I'll work on implementing the change to get the genome from GenomeInfoDb:::fetch_species_index_from_Ensembl_FTP() but I guess I'm curious as to why all the old resources are broken from releases prior to that we didn't see issues with before?

hpages commented 4 years ago

Because Seqinfo(genome="GRCh38") now is supported (starting with BioC 3.11), as Jim pointed out.

hpages commented 4 years ago

Also since you are on it, you'd really want to take a look at the inconsistent treatment between GTF and GFF3 resources (the former uses .tidyGRanges but not the latter). I can't think of any good reason why that would be.

lshep commented 4 years ago

Yeah. And actually tracing this code through for the resource listed --- it looks like the GTF on the fly actually use GRangesResource rather than GTFFileResource which I wasn't expecting.

lshep commented 4 years ago

Just as an update. I'm looking into using herve's suggested function instead, updating the code for future and using it to update existing references. Taking a bit of time as I want to make sure it is correct and I'm looking at how to do bulk updates to mysql database.
But work in progress...

lshep commented 4 years ago

So more issues @hpages --- the older releases like the one @jmacdon mentioned don't have those tables to reference so even if I update the entries in the database to the ones I can map with your function older ones will still not necessarily be correct -- @mtmorgan open to ideas but I don't think there is a current way to fix these older ones as there is no documented mapping? I can fix any release that has access to these files which seems to begin with release 96.

jmacdon commented 4 years ago

Previously if .tidyGRanges couldn't get the data from GenomeInfoDb, it just fell back to getting the genome from the GRangesResource. Is that no longer a reasonable thing to do?

lshep commented 4 years ago

But thats the original issue right -- now there is information in GenomeInfoDb for "GRCh38" so it finds something. Is there some additional processing that can be done to remove the NA information that could be added to .tidyGRanges?

jmacdon commented 4 years ago

So how were you planning on determining the Ensembl release for a given object?
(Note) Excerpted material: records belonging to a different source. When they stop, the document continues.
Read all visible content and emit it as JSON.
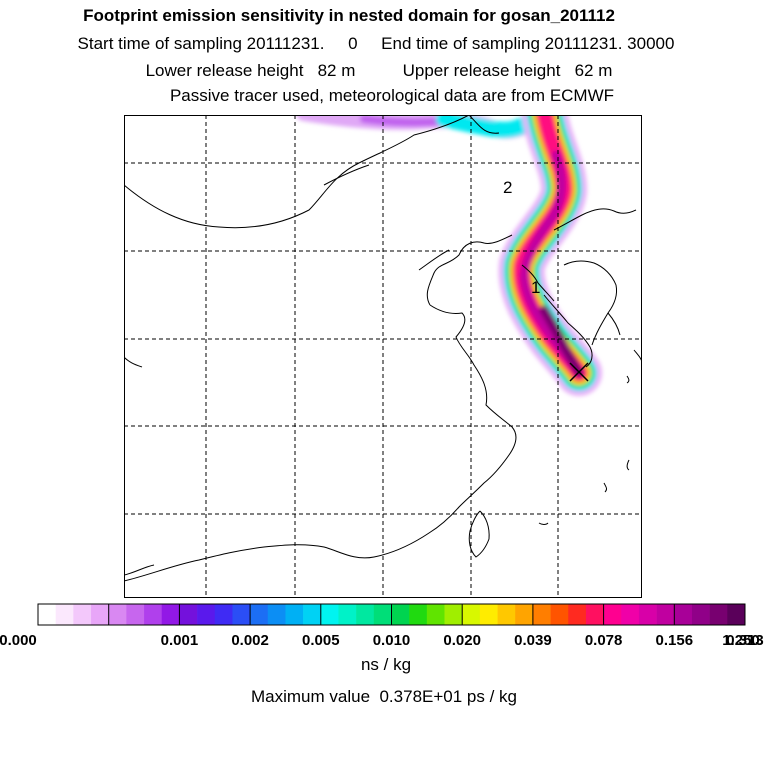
{
  "title": "Footprint emission sensitivity in nested domain for gosan_201112",
  "sampling_line": "Start time of sampling 20111231.     0     End time of sampling 20111231. 30000",
  "release_line": "Lower release height   82 m          Upper release height   62 m",
  "tracer_line": "Passive tracer used, meteorological data are from ECMWF",
  "map": {
    "labels": [
      {
        "text": "2",
        "id": "day-label-2"
      },
      {
        "text": "1",
        "id": "day-label-1"
      }
    ],
    "release_marker": "release-point-x-icon"
  },
  "legend": {
    "colors": [
      "#ffffff",
      "#fbe8fd",
      "#f3c8fb",
      "#e8a6f8",
      "#d988f2",
      "#c766ee",
      "#b040ec",
      "#9218e6",
      "#7411dc",
      "#5a19ec",
      "#3f2bf4",
      "#2b4ef6",
      "#1c6ef4",
      "#0c8ef4",
      "#00b0f4",
      "#00d2f4",
      "#00f4f0",
      "#00f2c8",
      "#00e8a0",
      "#00de78",
      "#00d450",
      "#20da10",
      "#60e400",
      "#a0ee00",
      "#d8f800",
      "#ffec00",
      "#ffc800",
      "#ffa400",
      "#ff7e00",
      "#ff5400",
      "#ff2a20",
      "#ff1060",
      "#ff0090",
      "#f000a8",
      "#d800a8",
      "#c000a0",
      "#a80098",
      "#900088",
      "#780070",
      "#5a005a"
    ],
    "group_size": 4,
    "tick_labels": [
      "0.000",
      "0.001",
      "0.002",
      "0.005",
      "0.010",
      "0.020",
      "0.039",
      "0.078",
      "0.156",
      "0.313",
      "0.625",
      "1.250"
    ],
    "unit": "ns / kg"
  },
  "max_value_text": "Maximum value  0.378E+01 ps / kg"
}
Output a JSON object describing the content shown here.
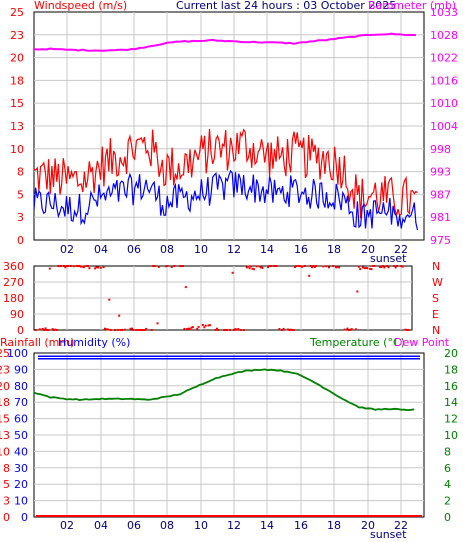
{
  "header": {
    "windspeed_title": "Windspeed (m/s)",
    "current_title": "Current last 24 hours : 03 October 2025",
    "barometer_title": "Barometer (mb)",
    "rainfall_title": "Rainfall (mm)",
    "humidity_title": "Humidity (%)",
    "temperature_title": "Temperature (°C)",
    "dewpoint_title": "Dew Point"
  },
  "colors": {
    "wind": "#ff0000",
    "gust": "#0000ff",
    "baro": "#ff00ff",
    "rain": "#ff0000",
    "humidity": "#0000ff",
    "temperature": "#008000",
    "grid": "#c8c8c8"
  },
  "x_ticks": [
    "02",
    "04",
    "06",
    "08",
    "10",
    "12",
    "14",
    "16",
    "18",
    "20",
    "22"
  ],
  "sunset_label": "sunset",
  "chart_data": [
    {
      "type": "line",
      "title": "Windspeed / Barometer",
      "x_range": [
        0,
        24
      ],
      "ylabel_left": "Windspeed (m/s)",
      "ylim_left": [
        0,
        25
      ],
      "yticks_left": [
        "25",
        "23",
        "20",
        "18",
        "15",
        "13",
        "10",
        "8",
        "5",
        "3",
        "0"
      ],
      "ylabel_right": "Barometer (mb)",
      "ylim_right": [
        975,
        1033
      ],
      "yticks_right": [
        "1033",
        "1028",
        "1022",
        "1016",
        "1010",
        "1004",
        "998",
        "993",
        "987",
        "981",
        "975"
      ],
      "series": [
        {
          "name": "Barometer",
          "axis": "right",
          "x": [
            0,
            1,
            2,
            3,
            4,
            5,
            6,
            7,
            8,
            9,
            10,
            11,
            12,
            13,
            14,
            15,
            16,
            17,
            18,
            19,
            20,
            21,
            22,
            23,
            23.5
          ],
          "values": [
            1023.5,
            1023.6,
            1023.4,
            1023.3,
            1023.2,
            1023.3,
            1023.5,
            1024.2,
            1025.0,
            1025.5,
            1025.6,
            1025.8,
            1025.6,
            1025.4,
            1025.3,
            1025.2,
            1025.0,
            1025.5,
            1025.9,
            1026.4,
            1026.9,
            1027.3,
            1027.4,
            1027.2,
            1027.1
          ]
        }
      ],
      "wind_average_approx": {
        "x": [
          0,
          1,
          2,
          3,
          4,
          5,
          6,
          7,
          8,
          9,
          10,
          11,
          12,
          13,
          14,
          15,
          16,
          17,
          18,
          19,
          20,
          21,
          22,
          23,
          23.5
        ],
        "values": [
          4,
          4,
          3.5,
          3.5,
          4.5,
          5,
          5.5,
          6,
          4,
          4.5,
          5,
          5.5,
          6,
          6,
          5.5,
          5,
          5.5,
          5,
          5,
          4.5,
          2.5,
          3,
          3,
          3,
          2.5
        ]
      },
      "gust_approx": {
        "x": [
          0,
          1,
          2,
          3,
          4,
          5,
          6,
          7,
          8,
          9,
          10,
          11,
          12,
          13,
          14,
          15,
          16,
          17,
          18,
          19,
          20,
          21,
          22,
          23,
          23.5
        ],
        "values": [
          7,
          7,
          6.5,
          6.5,
          8,
          9,
          10,
          10.5,
          8,
          8,
          9,
          10,
          10,
          10.5,
          9.5,
          9,
          9.5,
          9,
          9,
          8,
          4.5,
          5,
          4.5,
          4.5,
          4
        ]
      }
    },
    {
      "type": "scatter",
      "title": "Wind direction",
      "ylim": [
        0,
        360
      ],
      "yticks_left": [
        "360",
        "270",
        "180",
        "90",
        "0"
      ],
      "yticks_right": [
        "N",
        "W",
        "S",
        "E",
        "N"
      ],
      "direction_pattern_approx": [
        0,
        0,
        360,
        360,
        350,
        0,
        0,
        0,
        360,
        360,
        10,
        20,
        0,
        0,
        350,
        360,
        0,
        360,
        360,
        360,
        0,
        350,
        360,
        360,
        0
      ]
    },
    {
      "type": "line",
      "title": "Rainfall / Humidity / Temperature",
      "ylabel_left": "Rainfall (mm) / Humidity (%)",
      "yticks_left_rain": [
        "25",
        "23",
        "20",
        "18",
        "15",
        "13",
        "10",
        "8",
        "5",
        "3",
        "0"
      ],
      "yticks_left_hum": [
        "100",
        "90",
        "80",
        "70",
        "60",
        "50",
        "40",
        "30",
        "20",
        "10",
        "0"
      ],
      "ylim_right": [
        0,
        20
      ],
      "yticks_right": [
        "20",
        "18",
        "16",
        "14",
        "12",
        "10",
        "8",
        "6",
        "4",
        "2",
        "0"
      ],
      "series": [
        {
          "name": "Temperature",
          "axis": "right",
          "x": [
            0,
            1,
            2,
            3,
            4,
            5,
            6,
            7,
            8,
            9,
            10,
            11,
            12,
            13,
            14,
            15,
            16,
            17,
            18,
            19,
            20,
            21,
            22,
            23,
            23.5
          ],
          "values": [
            15.2,
            14.6,
            14.4,
            14.3,
            14.4,
            14.4,
            14.4,
            14.3,
            14.6,
            15.0,
            15.9,
            16.8,
            17.4,
            17.8,
            18.0,
            17.9,
            17.6,
            16.7,
            15.6,
            14.4,
            13.4,
            13.1,
            13.2,
            13.0,
            13.2
          ]
        },
        {
          "name": "Humidity",
          "axis": "left_hum",
          "x": [
            0,
            24
          ],
          "values": [
            98,
            98
          ]
        },
        {
          "name": "Rainfall",
          "axis": "left_rain",
          "x": [
            0,
            24
          ],
          "values": [
            0,
            0
          ]
        }
      ]
    }
  ]
}
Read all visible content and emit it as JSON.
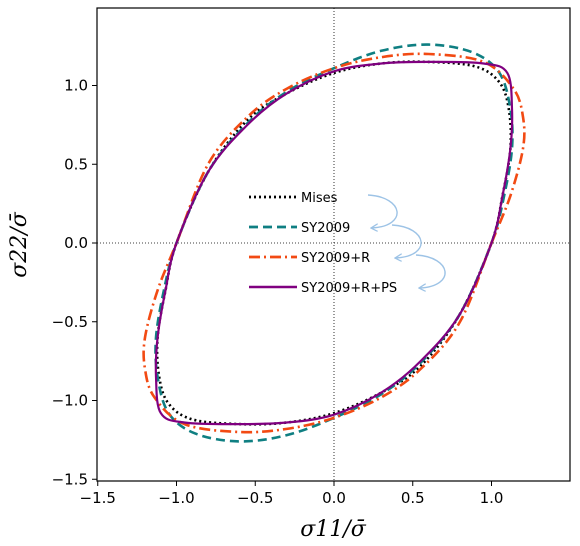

If I want to use AH50377, that's release 83. And if I try to get the species index it does

 GenomeInfoDb:::fetch_species_index_from_Ensembl_FTP("83") 
Error in download.file(url, destfile, quiet = TRUE) : 
  cannot open URL 'ftp://ftp.ensembl.org/pub/release-83/species_EnsemblVertebrates.txt'

In which case you could just then failover to using the code that infers the genome from the GRangesResource instead.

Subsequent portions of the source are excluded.